Here are some of Peterson’s self-learned tips for how to turn a fan-favorite character into an immortal fandom brand:
Own who you are
Back in 1981, Peterson said she viewed getting into the Elvira drag as a job, not a career. “I mean, I was a struggling actress!” she exclaims, thinking back on her early months lounging on the Mistress of the Dark’s red velvet couch. “I felt lucky to have a gig, and I always knew it could get canceled tomorrow.”
The first hint that she had stumbled onto something more than a $350-per-week acting gig came when she made her first in-character appearance at a podunk L.A. fan convention. Despite suffering from a bad case of the flu, she spent hours shaking hands and signing autographs for dozens of gawking admirers and walked away with $100—enough for Peterson and her then-husband and manager, Mark Pierson, to cover their monthly rent.
That was her lightbulb moment or, to put it in geekspeak, her George Lucas moment. Prior to the release of the original Star Wars in 1977, the filmmaker made a big bet that owning the film’s licensing and merchandise rights would be more valuable than simply accepting a director’s fee. That decision wound up being the Kyber crystal that powered Lucas’ resulting creative empire.
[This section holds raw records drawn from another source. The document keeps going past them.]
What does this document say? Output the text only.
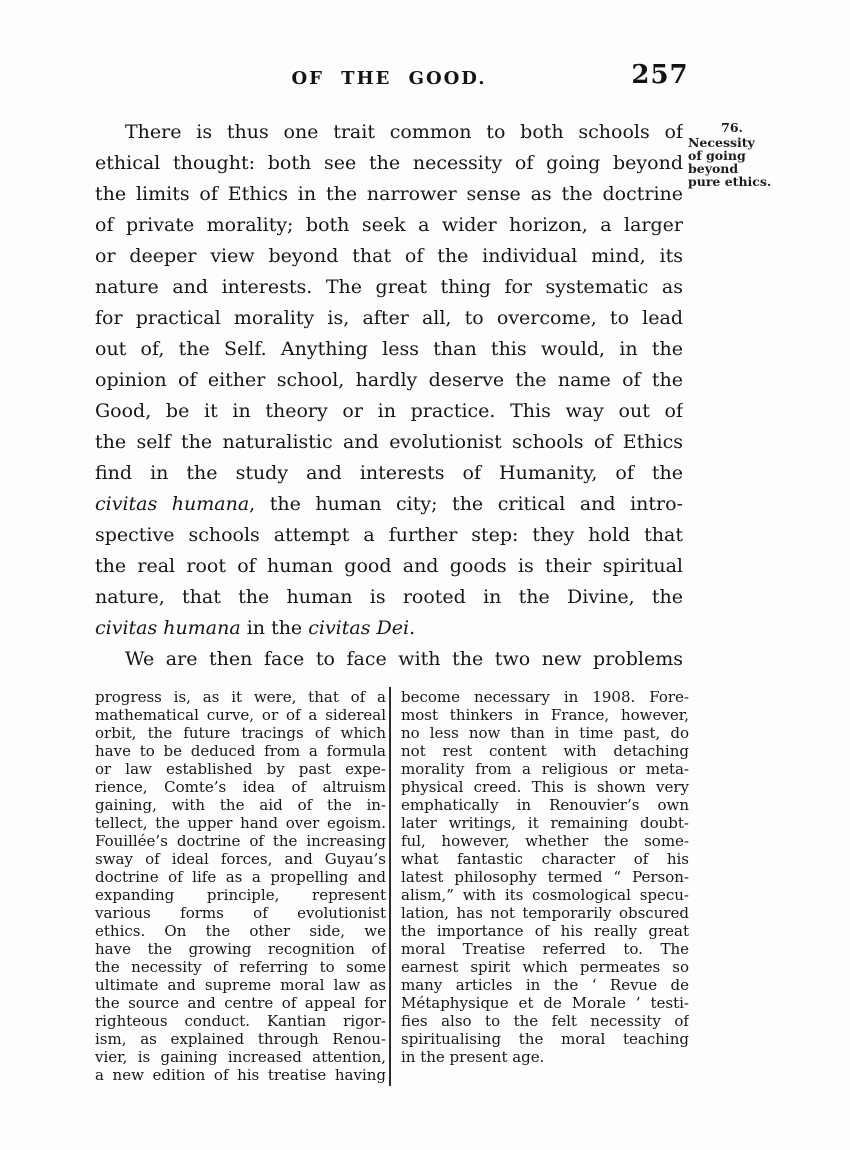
OF THE GOOD.	257
76.
Necessity
of going
beyond
pure ethics.
There is thus one trait common to both schools of
ethical thought: both see the necessity of going beyond
the limits of Ethics in the narrower sense as the doctrine
of private morality; both seek a wider horizon, a larger
or deeper view beyond that of the individual mind, its
nature and interests. The great thing for systematic as
for practical morality is, after all, to overcome, to lead
out of, the Self. Anything less than this would, in the
opinion of either school, hardly deserve the name of the
Good, be it in theory or in practice. This way out of
the self the naturalistic and evolutionist schools of Ethics
find in the study and interests of Humanity, of the
civitas humana, the human city; the critical and intro-
spective schools attempt a further step: they hold that
the real root of human good and goods is their spiritual
nature, that the human is rooted in the Divine, the
civitas humana in the civitas Dei.
We are then face to face with the two new problems
progress is, as it were, that of a
mathematical curve, or of a sidereal
orbit, the future tracings of which
have to be deduced from a formula
or law established by past expe-
rience, Comte’s idea of altruism
gaining, with the aid of the in-
tellect, the upper hand over egoism.
Fouillée’s doctrine of the increasing
sway of ideal forces, and Guyau’s
doctrine of life as a propelling and
expanding principle, represent
various forms of evolutionist
ethics. On the other side, we
have the growing recognition of
the necessity of referring to some
ultimate and supreme moral law as
the source and centre of appeal for
righteous conduct. Kantian rigor-
ism, as explained through Renou-
vier, is gaining increased attention,
a new edition of his treatise having
become necessary in 1908. Fore-
most thinkers in France, however,
no less now than in time past, do
not rest content with detaching
morality from a religious or meta-
physical creed. This is shown very
emphatically in Renouvier’s own
later writings, it remaining doubt-
ful, however, whether the some-
what fantastic character of his
latest philosophy termed “ Person-
alism,” with its cosmological specu-
lation, has not temporarily obscured
the importance of his really great
moral Treatise referred to. The
earnest spirit which permeates so
many articles in the ‘ Revue de
Métaphysique et de Morale ’ testi-
fies also to the felt necessity of
spiritualising the moral teaching
in the present age.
Returning home from that first convention appearance, Peterson felt a similar disturbance in the Force. “I said to [Mark]: ‘Wait a minute—we could actually make some money with this thing,’” she remembers.
With the help of talent manager Eric Gardner and lawyer Vance Van Petten, Peterson and Pierson set about acquiring Elvira away from KHJ, one piece at a time. “We would say, ‘Hey, can we make an Elvira T-shirt and sell it?’” Peterson explains. “They’d say, ‘No problem,’ and gave us the merchandising rights. Then we’d say, ‘What about a fan club?’ and the answer was, ‘Yeah, sure.’ We kept that up until we had all the rights.”
Peterson took ownership of Elvira just in time, too. By the end of the 1980s, KHJ had gone out of business, and her ambitions for the Mistress of the Dark would have disappeared in a puff of smoke.